For most, hitting the grocery store is no picnic. Ever wish you could push a button and have your soy milk and kale delivered in record time? Yes? Well, there is actually an app for that.
In a few finger strokes users can order their provisions from their mobile device and have them delivered within the hour. Launched back in 2012, Instacart is now being dubbed the Uber of grocery delivery. The app follows the same sharing model as Uber and remains nimble by not keeping inventory, allowing shoppers to retrieve items anywhere in proximity for added convenience.

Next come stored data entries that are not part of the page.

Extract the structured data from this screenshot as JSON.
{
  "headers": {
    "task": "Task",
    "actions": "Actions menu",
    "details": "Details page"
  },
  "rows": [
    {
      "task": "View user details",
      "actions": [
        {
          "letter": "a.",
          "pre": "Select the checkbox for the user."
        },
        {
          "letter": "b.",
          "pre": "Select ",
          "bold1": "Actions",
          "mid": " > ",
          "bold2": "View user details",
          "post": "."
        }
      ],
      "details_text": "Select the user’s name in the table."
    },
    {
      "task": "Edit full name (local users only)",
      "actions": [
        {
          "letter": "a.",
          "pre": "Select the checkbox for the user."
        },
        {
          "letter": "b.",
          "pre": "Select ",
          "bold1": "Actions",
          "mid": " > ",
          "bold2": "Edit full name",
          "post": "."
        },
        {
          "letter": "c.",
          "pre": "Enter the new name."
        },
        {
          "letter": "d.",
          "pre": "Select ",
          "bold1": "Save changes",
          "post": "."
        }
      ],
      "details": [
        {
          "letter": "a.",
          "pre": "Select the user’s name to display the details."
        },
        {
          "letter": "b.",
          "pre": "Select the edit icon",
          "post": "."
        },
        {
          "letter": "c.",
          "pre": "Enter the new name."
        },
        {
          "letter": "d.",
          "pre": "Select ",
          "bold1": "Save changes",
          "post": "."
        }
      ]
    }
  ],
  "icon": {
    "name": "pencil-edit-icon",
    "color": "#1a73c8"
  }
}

Supermarkets have been doing their best to cater to the growing demand for convenience by offering customers preorder and delivery service options. But these efforts may not be sufficient to satisfy the demand for instant gratification from the Millennial generation (those born between 1982 and 2001). According to the report Trouble in Aisle 5, Millennials are more willing to shop for groceries through online outlets, including via mobile devices, and they are not particularly brand loyal. Why does this matter? Millennials are aging into “head of the household” at a speedy rate. In fact, according U.S. Census data, Millennials over the age of 25 will make up approximately 19% of the population by 2020. It may be a great time to time to put all your eggs in the Instacart basket, and others agree as new funding comes to help bring this on-demand grocery start-up to every city in the U.S.
We know there is great potential when technology marries utility with convenience (à la Uber). Instacart seems uber-easy, but will it have Uber success?